Friday, March 10, 2006

An annual festival of satire in Valencia has fallen foul of censorship after more than four centuries following the furore over the Mohammed cartoons

David Rennie:

In the Fallas festival, giant sculptures of the high and mighty are placed in the streets for the public to mock before being destroyed in an orgy of gunpowder and flames. It has survived attacks by the Roman Catholic church, various puritanical rulers and the Franco dictatorship.

This year's figures will include President George W Bush, several of the Spanish prime minister, José Luis Rodriguez Zapatero, and the Prince of Wales dancing, in Highland dress, with the Duchess of Cornwall. But self-censorship has seen Muslim and Arab figures modified to avoid offence.

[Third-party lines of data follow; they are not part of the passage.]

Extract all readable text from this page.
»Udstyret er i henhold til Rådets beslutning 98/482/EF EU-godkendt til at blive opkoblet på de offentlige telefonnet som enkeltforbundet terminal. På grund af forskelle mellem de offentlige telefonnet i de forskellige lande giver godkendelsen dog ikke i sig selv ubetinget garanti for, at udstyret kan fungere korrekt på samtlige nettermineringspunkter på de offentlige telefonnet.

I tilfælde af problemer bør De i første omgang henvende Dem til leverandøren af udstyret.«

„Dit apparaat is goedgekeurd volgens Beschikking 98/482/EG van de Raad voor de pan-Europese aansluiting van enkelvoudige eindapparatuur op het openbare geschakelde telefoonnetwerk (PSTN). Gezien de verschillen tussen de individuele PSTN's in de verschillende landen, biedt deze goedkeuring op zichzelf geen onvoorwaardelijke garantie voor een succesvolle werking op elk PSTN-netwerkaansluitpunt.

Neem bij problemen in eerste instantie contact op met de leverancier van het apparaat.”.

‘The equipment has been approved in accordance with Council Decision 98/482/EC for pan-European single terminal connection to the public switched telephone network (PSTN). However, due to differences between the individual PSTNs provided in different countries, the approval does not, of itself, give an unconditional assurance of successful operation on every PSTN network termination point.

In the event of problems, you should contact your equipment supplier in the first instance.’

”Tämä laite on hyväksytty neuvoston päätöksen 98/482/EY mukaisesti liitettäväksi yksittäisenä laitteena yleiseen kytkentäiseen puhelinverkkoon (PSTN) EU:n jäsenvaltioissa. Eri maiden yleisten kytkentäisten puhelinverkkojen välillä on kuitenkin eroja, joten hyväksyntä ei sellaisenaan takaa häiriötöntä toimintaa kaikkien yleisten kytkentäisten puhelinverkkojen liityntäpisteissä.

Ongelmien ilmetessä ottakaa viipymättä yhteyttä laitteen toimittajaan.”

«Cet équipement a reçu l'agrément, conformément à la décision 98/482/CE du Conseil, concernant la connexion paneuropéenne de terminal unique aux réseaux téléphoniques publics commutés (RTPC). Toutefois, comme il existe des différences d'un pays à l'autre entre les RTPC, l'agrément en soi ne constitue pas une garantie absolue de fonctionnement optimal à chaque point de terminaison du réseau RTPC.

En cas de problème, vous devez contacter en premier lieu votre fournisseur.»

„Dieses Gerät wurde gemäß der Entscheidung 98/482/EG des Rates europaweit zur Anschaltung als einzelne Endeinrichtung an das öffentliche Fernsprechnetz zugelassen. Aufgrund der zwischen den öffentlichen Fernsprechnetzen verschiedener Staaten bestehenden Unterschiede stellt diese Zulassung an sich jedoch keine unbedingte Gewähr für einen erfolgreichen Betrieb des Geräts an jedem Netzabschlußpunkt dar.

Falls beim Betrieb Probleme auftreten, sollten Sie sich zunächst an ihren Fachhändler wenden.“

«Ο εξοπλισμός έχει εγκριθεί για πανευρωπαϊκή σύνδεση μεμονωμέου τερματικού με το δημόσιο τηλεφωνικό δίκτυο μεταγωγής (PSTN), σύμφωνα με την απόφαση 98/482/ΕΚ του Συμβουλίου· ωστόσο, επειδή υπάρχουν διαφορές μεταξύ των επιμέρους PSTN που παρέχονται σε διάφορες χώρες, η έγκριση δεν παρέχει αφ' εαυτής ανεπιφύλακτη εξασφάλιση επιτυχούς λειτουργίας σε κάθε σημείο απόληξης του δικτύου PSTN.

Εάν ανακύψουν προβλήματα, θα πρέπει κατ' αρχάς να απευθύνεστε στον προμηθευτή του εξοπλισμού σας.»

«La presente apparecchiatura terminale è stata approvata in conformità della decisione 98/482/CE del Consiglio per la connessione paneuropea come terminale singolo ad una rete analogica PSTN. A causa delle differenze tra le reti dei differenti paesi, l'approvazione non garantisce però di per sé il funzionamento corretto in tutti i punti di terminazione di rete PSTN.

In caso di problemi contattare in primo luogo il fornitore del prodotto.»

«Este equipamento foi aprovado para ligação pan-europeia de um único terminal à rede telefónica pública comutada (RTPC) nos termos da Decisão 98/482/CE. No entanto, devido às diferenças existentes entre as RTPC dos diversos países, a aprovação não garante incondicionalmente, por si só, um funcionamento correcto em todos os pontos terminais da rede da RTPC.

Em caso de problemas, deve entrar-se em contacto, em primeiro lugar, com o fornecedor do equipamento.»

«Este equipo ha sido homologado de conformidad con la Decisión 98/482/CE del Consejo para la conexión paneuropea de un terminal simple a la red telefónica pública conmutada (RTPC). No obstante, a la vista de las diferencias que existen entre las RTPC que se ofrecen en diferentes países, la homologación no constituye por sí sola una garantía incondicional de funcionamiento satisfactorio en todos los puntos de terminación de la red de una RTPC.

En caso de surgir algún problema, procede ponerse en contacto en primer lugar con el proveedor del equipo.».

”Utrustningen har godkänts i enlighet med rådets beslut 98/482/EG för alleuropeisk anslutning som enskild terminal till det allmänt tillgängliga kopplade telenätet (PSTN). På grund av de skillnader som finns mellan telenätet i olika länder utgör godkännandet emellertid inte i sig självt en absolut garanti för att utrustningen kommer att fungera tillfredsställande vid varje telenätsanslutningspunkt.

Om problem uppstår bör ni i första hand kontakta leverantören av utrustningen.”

The Fallas season is now underway until March 19 but as it approached, Valencians watched global protests against newspaper cartoons of Mohammed with growing alarm. Last month, the mayor, Rita Barberá, urged artists to "temper freedom with a sense of responsibility" when referring to religious subjects.

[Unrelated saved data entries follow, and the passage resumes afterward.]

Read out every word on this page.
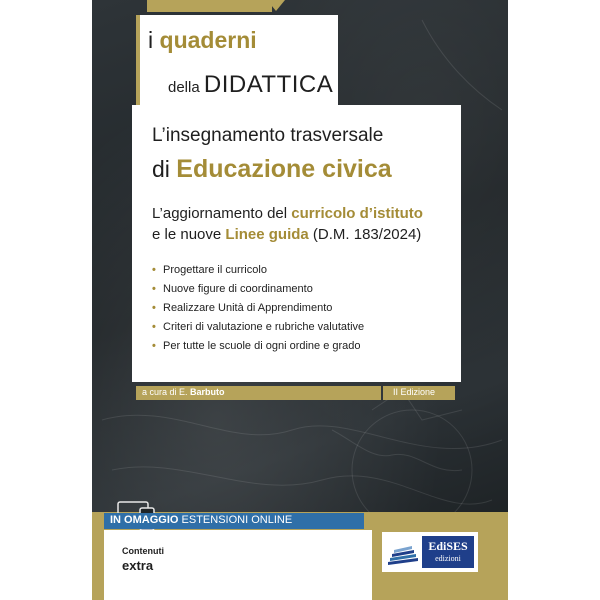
i quaderni
della DIDATTICA
L’insegnamento trasversale
di Educazione civica
L’aggiornamento del curricolo d’istituto
e le nuove Linee guida (D.M. 183/2024)
• Progettare il curricolo
• Nuove figure di coordinamento
• Realizzare Unità di Apprendimento
• Criteri di valutazione e rubriche valutative
• Per tutte le scuole di ogni ordine e grado
a cura di E. Barbuto	II Edizione
IN OMAGGIO ESTENSIONI ONLINE
Contenuti
extra
EdiSES
edizioni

At least one well known local Fallas artist admitted to removing elements from his display of comic sculptures.

He had sculpted three life-size figures of illegal Arab immigrants storming the Spanish border, in a reference to last year's crisis in Ceuta and Melilla, Spain's enclaves in North Africa, involving thousands of migrants. The artist has now removed details that identified them as Arabs.

The artist asked not to be named, partly for fear of reprisals, partly because he did not feel proud of such "self-censorship". But this year was "different", he said. Radical Muslim leaders appeared to be looking for excuses to cause trouble.

"We saw what happened in Denmark," he said. "Those artists may have had the freedom to draw Mohammed, but now they're living as virtual prisoners. They have much less freedom than before. I felt responsible not just as an artist, but as a citizen of this city."

Félix Crespo, the senior official in charge of the Central Fallas Council that runs the festival, urged the neighbourhood committees that raise funds to build the sculptures to avoid mixing humour with religion, "because that can be misunderstood".

Everyone assumed these warnings referred to Islam because sculptures of Roman Catholic priests, nuns, even of God, are a central part of the Fallas.